【内容提要】:研究西方民主,不能从西方的民主理论出发,而要从历史事实出发,从西方民主产生和发展的历史进程与事实中去研究和认识。本文依据历史,较为系统地探讨了西方民主的起源问题,得出了近现代西方民主并非溯源于古希腊的雅典民主,而是欧洲中世纪封建制度下政治斗争的产物与流变的结论。
【关键词】:西方民主;起源
研究西方民主,对于中国特色社会主义民主政治建设具有一定参考和借鉴意义。然而,研究西方民主不能从西方民主理论出发,不能仅仅依据西方思想理论家们有关民主的论述去认识西方民主,而是应当注重运用历史研究的方法,更多地从西方民主政治发生发展的历程与事实中认识西方民主。因此,追溯和研究西方民主的起源是一个有意义的问题。
将西方民主的起源追溯至古希腊,是一种相当流行的看法,但却不是历史事实。事实上,现代西方民主并非古希腊城邦民主制的流变,而是缘起于中世纪英国的议会制度,早期的议会制度是中世纪英国封建制度下国王与贵族政治斗争的产物。对于民主制度缘起的不同见解,隐含着对民主的社会实质的认识:溯源于古希腊,包涵着将西方民主作为一种精神文化现象的意识形态隐喻;而溯源于中世纪则意在强调民主是一种政治历史现象。
一、古希腊城邦民主制及其湮灭
古希腊城邦民主是人类历史上一种早期的民主政治形态。流传至今的西方古代典籍,如希罗多德的《历史》、柏拉图的《理想国》和亚里士多德的《政治学》等名著记述了古希腊的民主制度,在后世产生了很大影响。这也是人们常常将近现代西方的民主追溯于古希腊的一个原因。然而,实际上古希腊民主无论在产生的历史条件还是具体的制度内容与形式等各个方面,都与近现代西方民主不同,两者之间没有源流关系。

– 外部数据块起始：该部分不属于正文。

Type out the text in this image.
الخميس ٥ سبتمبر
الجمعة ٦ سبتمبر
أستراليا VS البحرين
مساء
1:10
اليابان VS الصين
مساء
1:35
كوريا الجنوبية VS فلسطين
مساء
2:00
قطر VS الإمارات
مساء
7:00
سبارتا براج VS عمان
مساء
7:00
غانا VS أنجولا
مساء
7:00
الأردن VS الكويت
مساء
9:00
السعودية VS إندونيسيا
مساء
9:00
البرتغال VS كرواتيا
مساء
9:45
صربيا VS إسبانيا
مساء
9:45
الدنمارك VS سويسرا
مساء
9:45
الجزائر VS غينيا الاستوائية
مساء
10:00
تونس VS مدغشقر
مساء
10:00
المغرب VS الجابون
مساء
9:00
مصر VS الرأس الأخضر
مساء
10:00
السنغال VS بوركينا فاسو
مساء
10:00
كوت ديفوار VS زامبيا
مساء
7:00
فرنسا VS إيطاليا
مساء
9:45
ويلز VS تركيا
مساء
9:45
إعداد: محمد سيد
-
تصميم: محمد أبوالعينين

在古希腊诸多的城邦国家中,雅典的民主制度是最为典型的。关于雅典民主的产生,恩格斯在《家庭、私有制和国家起源》一书中指出:“雅典人国家的产生乃是一般国家形成的一种非常典型的例子,一方面,因为它的产生非常纯粹,没有受到任何外来的和内部的暴力干涉⋯⋯另一方面,因为它使一个具有很高发展形态的国家,民主共和国,直接从氏族社会中产生。” 雅典是一个原始氏族民主风气比较浓厚的城邦国家。公元前8—前7世纪左右,因对外战争失利和国王专横滥权等原因,君主制被逐步废黜,代之以贵族政治。公元前594年,雅典贵族和平民两大等级围绕土地和债务问题发生尖锐斗争。梭伦在这一背景下担任执政官,进行改革。梭伦改革结束了贵族对权力的垄断,开始了平民参政,奠定了民主制的基础。公元前509年的克里斯提尼改革,完成了贵族制向民主制的过渡。到伯里克利时代,雅典民主政治发展到了高峰。
伯里克利对于雅典的民主政体的性质和特征作过经典的阐述:“我们的制度被称为民主制度⋯⋯因为政权不是在少数人手里。就法律而言,一切人在解决他们私人纠纷方面都是平等的。” 雅典政体中,民主集中体现于公民大会和民众法庭等两个方面。全体公民大会是雅典唯一的立法机关,同时具有人事、行政、执法、军事、财政以及宗教等多方面的决定权。这种公民大会具有至高无上、不受监督地位的直接民主形式,是雅典民主与其他民主形态的根本区别,并在后世鲜有实施。民众法庭是雅典民主的另一突出特征。民众法庭由来自各阶层的6000公民组成,与公民大会日常出席人数相近,而且常年举行,构成全民审判的奇观,竟成了雅典城的象征。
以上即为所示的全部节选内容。